The Environment Agency – Abu Dhabi (EAD) has announced that its Blue Carbon Environmental and Social Responsibility Project, in collaboration with ENGIE and Distant Imagery, has been selected among the 12 Uplink Ocean Top Innovations.

The drone technology developed by Distant Imagery for the EAD was one of the winners of the Blue Carbon Challenge, which was launched by Friends of Ocean Action, Uplink and the Mangroves Working Group. Conservation International, Coastal Oceans Research and Development – Indian Ocean (CORDIO) East Africa, REV Ocean, and GIB Asset Management were also part of the effort as supporting partners. 

The Blue Carbon Challenge on UpLink recognises innovative solutions, projects, and enabling tools that can harness the potential of blue carbon markets to support environmental conservation, habitat restoration, and coastal management for people, nature, and help combat climate change.

The selected 12 UpLink Ocean Top Innovators will receive technical support and valuable connections to implement their projects.

The Blue Carbon Project, undertaken by EAD in partnership with ENGIE and Distant Imagery, involves striving to plant more than 35,000 mangrove seeds in the Mirfa Lagoon in Abu Dhabi, using highly innovative drone planting technology. This project aligns with the recent ambition by the UAE entitled the Abu Dhabi Mangrove Initiative launched by His Highness Sheikh Khalid bin Mohamed bin Zayed Al Nahyan member of the Abu Dhabi Executive Council and Chairman of Abu Dhabi Executive Office and Prince William, Duke of Edinburgh in February of this year.

Ahmed Al Hashmi, Executive Director - Terrestrial & Marine Biodiversity on the occasion said: “At EAD, we are always striving to work using innovative and state-of-the-art technology for the implementation of our projects and being recognised by Uplink for our Blue Carbon Project is a reflection that we are on the right path. Our project was very ambitious and pioneering because it had never been done before in the region, and through using cutting edge drone technology to plant mangroves we are striving for high success rates for restoration.”

He added: “Blue Carbon - carbon stored in aquatic ecosystems, like mangrove forests and seagrass beds, has the potential to store five times as much carbon per square foot as terrestrial ecosystems. Through projects like ours we will be able to reduce emissions and capture carbon in natural carbon sinks offering a transitional step to Net-Zero by 2050, which is one of the main goals of the UAE.”

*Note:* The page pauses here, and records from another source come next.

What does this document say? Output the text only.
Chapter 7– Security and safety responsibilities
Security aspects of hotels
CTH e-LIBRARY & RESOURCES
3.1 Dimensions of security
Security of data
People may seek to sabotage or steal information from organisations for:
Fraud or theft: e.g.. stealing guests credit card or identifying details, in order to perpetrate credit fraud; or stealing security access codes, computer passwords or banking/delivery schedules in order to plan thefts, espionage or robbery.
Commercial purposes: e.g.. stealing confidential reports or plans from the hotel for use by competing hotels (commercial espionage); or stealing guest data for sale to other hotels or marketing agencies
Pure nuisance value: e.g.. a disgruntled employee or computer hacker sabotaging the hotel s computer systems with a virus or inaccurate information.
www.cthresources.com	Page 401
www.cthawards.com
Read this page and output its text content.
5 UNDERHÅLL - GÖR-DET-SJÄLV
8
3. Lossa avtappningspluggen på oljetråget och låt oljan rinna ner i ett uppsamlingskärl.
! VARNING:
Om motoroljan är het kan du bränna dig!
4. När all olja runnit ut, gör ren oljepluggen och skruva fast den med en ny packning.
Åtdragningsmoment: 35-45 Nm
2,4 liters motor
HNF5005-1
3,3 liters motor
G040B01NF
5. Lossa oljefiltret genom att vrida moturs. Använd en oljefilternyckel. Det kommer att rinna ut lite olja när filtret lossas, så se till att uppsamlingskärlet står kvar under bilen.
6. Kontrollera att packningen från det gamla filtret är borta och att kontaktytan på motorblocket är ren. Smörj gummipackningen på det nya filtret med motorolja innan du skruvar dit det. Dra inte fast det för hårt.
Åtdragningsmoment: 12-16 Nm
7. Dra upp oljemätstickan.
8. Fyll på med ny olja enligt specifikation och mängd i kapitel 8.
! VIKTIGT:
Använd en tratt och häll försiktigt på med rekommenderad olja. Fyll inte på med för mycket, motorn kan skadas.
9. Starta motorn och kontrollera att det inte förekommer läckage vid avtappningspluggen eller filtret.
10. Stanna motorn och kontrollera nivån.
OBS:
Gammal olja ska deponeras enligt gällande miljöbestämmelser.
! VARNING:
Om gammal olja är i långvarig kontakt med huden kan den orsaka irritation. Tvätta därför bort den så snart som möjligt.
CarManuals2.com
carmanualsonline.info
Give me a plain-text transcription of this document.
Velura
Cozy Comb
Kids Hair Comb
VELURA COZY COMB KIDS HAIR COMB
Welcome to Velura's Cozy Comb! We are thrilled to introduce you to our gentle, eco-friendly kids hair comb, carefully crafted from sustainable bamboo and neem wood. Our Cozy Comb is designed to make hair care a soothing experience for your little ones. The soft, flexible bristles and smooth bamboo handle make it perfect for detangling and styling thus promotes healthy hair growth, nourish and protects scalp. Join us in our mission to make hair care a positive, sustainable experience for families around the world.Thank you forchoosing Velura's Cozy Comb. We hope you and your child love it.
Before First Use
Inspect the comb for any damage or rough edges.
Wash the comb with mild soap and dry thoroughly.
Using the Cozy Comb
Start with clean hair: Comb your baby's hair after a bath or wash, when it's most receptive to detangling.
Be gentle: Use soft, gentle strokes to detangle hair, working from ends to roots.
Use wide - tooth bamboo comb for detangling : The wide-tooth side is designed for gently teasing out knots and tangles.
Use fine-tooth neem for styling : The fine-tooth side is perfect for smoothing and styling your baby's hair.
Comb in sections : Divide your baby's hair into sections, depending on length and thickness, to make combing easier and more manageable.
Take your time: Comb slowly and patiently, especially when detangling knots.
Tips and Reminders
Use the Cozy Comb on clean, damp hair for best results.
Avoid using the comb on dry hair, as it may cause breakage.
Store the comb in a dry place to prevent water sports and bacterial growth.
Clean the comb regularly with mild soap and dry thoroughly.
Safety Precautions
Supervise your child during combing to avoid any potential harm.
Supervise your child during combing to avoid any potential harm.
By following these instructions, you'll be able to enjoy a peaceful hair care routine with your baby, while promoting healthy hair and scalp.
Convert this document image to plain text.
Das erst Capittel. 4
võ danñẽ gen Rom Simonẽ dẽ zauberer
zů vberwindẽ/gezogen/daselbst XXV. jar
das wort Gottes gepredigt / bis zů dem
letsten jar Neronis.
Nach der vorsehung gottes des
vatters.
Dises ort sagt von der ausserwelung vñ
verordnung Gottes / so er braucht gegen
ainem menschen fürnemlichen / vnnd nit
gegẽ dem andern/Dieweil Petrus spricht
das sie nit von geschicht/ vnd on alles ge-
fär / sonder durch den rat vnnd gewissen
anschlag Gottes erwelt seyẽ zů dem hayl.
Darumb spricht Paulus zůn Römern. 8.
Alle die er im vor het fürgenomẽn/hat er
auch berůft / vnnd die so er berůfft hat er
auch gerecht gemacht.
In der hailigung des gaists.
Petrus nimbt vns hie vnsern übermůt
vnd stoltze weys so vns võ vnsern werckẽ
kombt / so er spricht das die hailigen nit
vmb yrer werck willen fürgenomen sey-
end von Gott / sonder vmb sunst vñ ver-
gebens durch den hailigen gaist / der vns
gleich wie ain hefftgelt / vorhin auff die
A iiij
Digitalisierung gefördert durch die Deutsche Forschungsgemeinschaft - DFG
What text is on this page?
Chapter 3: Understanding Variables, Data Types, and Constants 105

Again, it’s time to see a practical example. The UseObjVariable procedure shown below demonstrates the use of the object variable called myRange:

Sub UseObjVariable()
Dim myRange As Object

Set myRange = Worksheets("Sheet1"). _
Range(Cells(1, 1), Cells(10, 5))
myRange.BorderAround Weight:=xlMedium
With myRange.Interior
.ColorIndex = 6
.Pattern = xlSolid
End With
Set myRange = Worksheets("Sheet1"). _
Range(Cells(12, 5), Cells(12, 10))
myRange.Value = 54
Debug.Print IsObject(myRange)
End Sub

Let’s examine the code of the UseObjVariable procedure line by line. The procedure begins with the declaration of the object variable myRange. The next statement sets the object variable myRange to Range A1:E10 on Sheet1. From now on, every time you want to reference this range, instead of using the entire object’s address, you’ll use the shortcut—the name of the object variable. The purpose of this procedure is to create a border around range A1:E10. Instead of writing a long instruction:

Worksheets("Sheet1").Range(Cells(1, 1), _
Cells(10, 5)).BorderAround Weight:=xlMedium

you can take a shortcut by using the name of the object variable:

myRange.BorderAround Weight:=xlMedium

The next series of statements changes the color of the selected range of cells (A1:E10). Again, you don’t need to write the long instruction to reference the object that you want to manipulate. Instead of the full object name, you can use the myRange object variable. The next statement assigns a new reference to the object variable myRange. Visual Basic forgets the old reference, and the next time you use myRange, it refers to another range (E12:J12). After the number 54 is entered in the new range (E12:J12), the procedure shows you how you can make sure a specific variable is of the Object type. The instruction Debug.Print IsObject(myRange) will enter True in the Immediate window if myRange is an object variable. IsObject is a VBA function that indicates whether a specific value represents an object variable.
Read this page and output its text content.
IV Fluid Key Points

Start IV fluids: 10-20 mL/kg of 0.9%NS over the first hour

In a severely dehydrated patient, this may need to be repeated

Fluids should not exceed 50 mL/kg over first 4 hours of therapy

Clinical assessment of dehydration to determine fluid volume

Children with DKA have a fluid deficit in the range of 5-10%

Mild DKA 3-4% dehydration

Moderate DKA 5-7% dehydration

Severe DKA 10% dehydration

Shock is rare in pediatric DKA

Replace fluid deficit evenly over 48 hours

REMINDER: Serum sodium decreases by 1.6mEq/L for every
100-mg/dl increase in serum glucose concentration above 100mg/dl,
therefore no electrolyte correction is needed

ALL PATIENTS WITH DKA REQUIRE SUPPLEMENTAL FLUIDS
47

“We are delighted that through our partnership with the EAD we have been able to evolve our drone technology. Our collective success is thanks to adoption of an ecological-led approach throughout each project phase; the seeds are dropped at the right time, tide level, soil depth, and in the perfect location, but it is nature that takes it course and makes it a success” comments Jane Glavan, Co-founder, Distant Imagery.

Florence Fontani, Vice President Communications and Sustainability, ENGIE Africa, Middle East, and Asia (AMEA) added, “Technology and sustainability have come together wonderfully in this unique conservation project in Abu Dhabi. This project is truly a first in the world and I am proud that we have received such recognition for the innovation demonstrated. The project demonstrates a novel approach to rehabilitating the Emirate’s mangrove habitats using drone technology. An effective way to mitigate the effects of climate change and restore natural habitats and biodiversity, we look forward to sharing the learnings of this first-of-its-kind project and implementing similar initiatives that will accelerate our goals towards carbon-neutrality.”

The UAE based Unmanned Aerial Vehicle environmental analysis company, Distant Imagery, developed extremely accurate maps and analysed potential planting sites. Distant Imagery drones made from simple and scalable 3D-printed components, coupled with very accurate planting can be a benchmark in mangrove restoration. Their technology can drop 2,000 germinated seeds, or 500 seedballs, in ten minutes.